Vectors such as $\beta_i$ whose image under $\tau$ is just a multiple of the vector are called eigenvectors of $\tau$.  That multiple, the $\lambda_i$ above, is called an eigenvalue of $\tau$.  These eigenvectors and eigenvalues are associated with a particular linear transformation, so when we talk about the eigenvectors and eigenvalues of a matrix, we really mean the eigenvectors and eigenvalues of the transformation represented by that matrix.  Notice that this means that eigenvalues are independent of the chosen basis; since similar matrices represent the same transformation just with respect to different bases, similar matrices have the same eigenvalues.

We assumed that $A$ was similar to a diagonal matrix above, but this isn’t always true.  If $A$ is similar to a diagonal matrix, say $A = P^{-1}DP$, then as we’ve just shown, the columns of $P$ are eigenvectors of $A$.  Since these form the columns of a non-singular matrix, the eigenvectors of $A$ form a basis for the vector space.  Also, if the eigenvectors of $A$ form a basis, let’s take those basis vectors as columns of $P$.

$\displaystyle P^{-1} A P$

$\displaystyle = \left[ \begin{array}{c|c|c} \beta_1 & ... & \beta_n \end{array} \right]^{-1} A \left[ \begin{array}{c|c|c} \beta_1 & ... & \beta_n \end{array} \right]$

$\displaystyle = \left[ \begin{array}{c|c|c} \beta_1 & ... & \beta_n \end{array} \right]^{-1} \left[ \begin{array}{c|c|c} A \beta_1 & ... & A \beta_n \end{array} \right]$

$\displaystyle = \left[ \begin{array}{c|c|c} \beta_1 & \cdots & \beta_n \end{array} \right]^{-1} \left[ \begin{array}{c|c|c} \lambda_1 \beta_1 & \cdots & \lambda_n \beta_n \end{array} \right]$

$\displaystyle = \left[ \begin{array}{c|c|c} \beta_1 & \cdots & \beta_n \end{array} \right]^{-1} \left( \left[ \begin{array}{c|c|c} \beta_1 & \cdots & \beta_n \end{array} \right] \left[ \begin{array}{cccc} \lambda_1 & 0 & \cdots & 0 \\ 0 & \lambda_2 & \cdots & 0 \\ \vdots & & \ddots & \vdots \\ 0 & \cdots & 0 & \lambda_n \end{array} \right] \right)$

$\displaystyle = \text{diag}(\lambda_1, ..., \lambda_n)$

So a matrix is diagonalizable (similar to a diagonal matrix) if and only if its eigenvectors form a basis for the vector space.

1. So can I say from your post that an $n\times n$ matrix $A$ is diagonalizable if and only if there are linearly independent eigent vectors $latex\{\beta_1,\cdots,\beta_n\}$ of $A$.

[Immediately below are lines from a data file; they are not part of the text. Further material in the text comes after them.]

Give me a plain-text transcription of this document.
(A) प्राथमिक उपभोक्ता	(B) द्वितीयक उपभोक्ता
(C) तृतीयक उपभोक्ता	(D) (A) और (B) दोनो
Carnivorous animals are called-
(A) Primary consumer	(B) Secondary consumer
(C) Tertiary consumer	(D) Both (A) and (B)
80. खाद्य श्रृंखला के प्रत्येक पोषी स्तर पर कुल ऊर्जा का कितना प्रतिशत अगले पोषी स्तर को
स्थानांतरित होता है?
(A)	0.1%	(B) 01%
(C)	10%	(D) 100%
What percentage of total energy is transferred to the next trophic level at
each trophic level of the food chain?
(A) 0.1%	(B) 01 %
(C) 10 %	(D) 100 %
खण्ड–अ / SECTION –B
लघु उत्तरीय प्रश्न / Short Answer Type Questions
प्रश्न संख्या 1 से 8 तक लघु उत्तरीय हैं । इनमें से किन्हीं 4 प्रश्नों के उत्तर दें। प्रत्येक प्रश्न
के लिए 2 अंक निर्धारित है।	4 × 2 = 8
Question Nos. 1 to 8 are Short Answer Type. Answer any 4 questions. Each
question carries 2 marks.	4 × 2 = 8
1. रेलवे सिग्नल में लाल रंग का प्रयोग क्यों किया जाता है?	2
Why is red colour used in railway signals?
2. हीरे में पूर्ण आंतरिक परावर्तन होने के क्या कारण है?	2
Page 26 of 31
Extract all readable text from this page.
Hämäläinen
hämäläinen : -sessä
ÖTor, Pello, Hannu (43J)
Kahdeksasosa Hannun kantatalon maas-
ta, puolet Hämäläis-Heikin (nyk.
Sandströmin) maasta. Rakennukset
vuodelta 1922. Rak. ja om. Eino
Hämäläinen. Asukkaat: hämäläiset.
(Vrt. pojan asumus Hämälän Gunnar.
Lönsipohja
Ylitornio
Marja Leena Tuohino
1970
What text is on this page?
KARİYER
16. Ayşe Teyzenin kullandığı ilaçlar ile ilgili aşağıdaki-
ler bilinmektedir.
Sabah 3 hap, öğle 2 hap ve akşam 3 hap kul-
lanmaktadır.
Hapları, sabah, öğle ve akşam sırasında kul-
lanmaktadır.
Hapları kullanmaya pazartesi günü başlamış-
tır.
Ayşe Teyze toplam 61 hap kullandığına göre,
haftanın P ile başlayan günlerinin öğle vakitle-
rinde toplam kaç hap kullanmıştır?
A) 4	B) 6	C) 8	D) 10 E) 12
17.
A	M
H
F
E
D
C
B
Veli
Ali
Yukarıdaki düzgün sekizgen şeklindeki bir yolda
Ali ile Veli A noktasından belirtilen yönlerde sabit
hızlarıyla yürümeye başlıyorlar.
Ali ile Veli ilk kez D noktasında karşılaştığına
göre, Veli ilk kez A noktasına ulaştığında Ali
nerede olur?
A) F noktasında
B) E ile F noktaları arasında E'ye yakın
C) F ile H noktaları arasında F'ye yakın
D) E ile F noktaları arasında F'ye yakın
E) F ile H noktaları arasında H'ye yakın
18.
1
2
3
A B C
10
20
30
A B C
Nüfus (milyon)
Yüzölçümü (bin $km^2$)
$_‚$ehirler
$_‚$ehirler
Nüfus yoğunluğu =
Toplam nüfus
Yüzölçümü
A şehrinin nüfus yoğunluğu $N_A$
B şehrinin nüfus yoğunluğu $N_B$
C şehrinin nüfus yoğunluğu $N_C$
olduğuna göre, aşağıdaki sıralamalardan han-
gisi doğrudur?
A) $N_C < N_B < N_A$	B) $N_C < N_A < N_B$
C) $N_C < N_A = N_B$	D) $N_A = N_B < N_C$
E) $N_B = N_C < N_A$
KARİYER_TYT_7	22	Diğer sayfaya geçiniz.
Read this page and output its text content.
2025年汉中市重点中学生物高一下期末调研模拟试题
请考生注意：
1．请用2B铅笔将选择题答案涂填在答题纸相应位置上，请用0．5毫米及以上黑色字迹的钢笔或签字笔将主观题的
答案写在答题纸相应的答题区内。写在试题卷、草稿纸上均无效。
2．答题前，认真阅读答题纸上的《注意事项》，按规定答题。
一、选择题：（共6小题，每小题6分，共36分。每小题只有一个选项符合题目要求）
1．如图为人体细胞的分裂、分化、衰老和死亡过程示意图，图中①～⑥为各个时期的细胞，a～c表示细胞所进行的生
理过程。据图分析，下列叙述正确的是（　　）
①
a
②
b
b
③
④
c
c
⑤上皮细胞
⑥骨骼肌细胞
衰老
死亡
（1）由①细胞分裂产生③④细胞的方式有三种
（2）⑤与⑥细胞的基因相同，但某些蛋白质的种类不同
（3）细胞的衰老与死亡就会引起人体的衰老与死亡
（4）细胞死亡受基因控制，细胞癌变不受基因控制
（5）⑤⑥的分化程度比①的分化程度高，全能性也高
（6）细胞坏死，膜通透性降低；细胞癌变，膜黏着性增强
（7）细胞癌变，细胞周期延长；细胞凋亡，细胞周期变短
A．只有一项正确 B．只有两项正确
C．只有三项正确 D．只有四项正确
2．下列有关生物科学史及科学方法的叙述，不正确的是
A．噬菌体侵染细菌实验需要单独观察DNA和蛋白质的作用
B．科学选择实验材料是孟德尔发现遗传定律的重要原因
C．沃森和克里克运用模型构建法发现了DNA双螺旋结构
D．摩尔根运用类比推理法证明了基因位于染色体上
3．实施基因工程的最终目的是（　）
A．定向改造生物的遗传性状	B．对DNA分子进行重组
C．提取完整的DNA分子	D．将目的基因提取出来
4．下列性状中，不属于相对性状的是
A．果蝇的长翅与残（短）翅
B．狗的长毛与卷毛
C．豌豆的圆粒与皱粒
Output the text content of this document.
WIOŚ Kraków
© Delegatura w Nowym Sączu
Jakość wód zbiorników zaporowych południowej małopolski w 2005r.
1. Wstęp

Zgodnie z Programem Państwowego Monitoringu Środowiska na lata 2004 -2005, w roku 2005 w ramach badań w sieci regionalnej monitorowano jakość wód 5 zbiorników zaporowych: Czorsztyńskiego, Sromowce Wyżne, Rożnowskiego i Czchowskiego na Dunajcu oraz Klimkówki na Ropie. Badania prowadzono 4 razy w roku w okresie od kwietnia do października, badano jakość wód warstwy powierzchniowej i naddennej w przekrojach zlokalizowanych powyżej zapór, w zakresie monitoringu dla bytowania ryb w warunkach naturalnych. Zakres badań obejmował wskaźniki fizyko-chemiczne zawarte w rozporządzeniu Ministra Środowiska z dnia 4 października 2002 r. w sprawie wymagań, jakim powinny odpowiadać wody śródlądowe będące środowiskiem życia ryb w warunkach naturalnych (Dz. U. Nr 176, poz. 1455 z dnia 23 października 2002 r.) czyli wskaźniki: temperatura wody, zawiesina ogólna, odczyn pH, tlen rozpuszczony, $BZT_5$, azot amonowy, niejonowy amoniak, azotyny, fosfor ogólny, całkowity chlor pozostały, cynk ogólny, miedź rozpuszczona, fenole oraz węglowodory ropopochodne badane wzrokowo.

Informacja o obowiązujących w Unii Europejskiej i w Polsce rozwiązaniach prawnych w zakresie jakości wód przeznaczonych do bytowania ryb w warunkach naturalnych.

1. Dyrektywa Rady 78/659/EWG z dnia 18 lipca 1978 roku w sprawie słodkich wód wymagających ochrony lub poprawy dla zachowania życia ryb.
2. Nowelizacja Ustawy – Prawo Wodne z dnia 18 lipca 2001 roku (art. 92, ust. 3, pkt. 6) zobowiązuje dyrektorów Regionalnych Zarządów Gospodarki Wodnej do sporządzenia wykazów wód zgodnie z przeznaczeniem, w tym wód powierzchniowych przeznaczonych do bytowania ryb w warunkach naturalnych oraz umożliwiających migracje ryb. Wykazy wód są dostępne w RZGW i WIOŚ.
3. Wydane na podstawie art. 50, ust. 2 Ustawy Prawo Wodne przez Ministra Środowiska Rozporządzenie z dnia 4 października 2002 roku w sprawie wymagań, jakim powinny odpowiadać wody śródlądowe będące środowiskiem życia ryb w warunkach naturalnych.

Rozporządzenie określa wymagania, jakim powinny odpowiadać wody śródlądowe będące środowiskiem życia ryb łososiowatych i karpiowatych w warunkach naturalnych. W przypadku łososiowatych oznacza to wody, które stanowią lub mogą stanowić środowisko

Comment by watchmath — June 25, 2009 @ 9:38 pm

2. Right. If you have $n$ linearly independent eigenvectors, just take those to be the columns of your $P$ matrix. When you multiply out $P^{-1} A P$, you’ll get a diagonal matrix with the eigenvalues of $A$ on the diagonal.

Comment by cjohnson — June 25, 2009 @ 10:16 pm

3. […] Filed under: Algebra, Linear Algebra — cjohnson @ 7:18 pm Last time we defined the eigenvalues and eigenvectors of a matrix, but didn’t really discuss how to actually calculate the eigenvalues or […]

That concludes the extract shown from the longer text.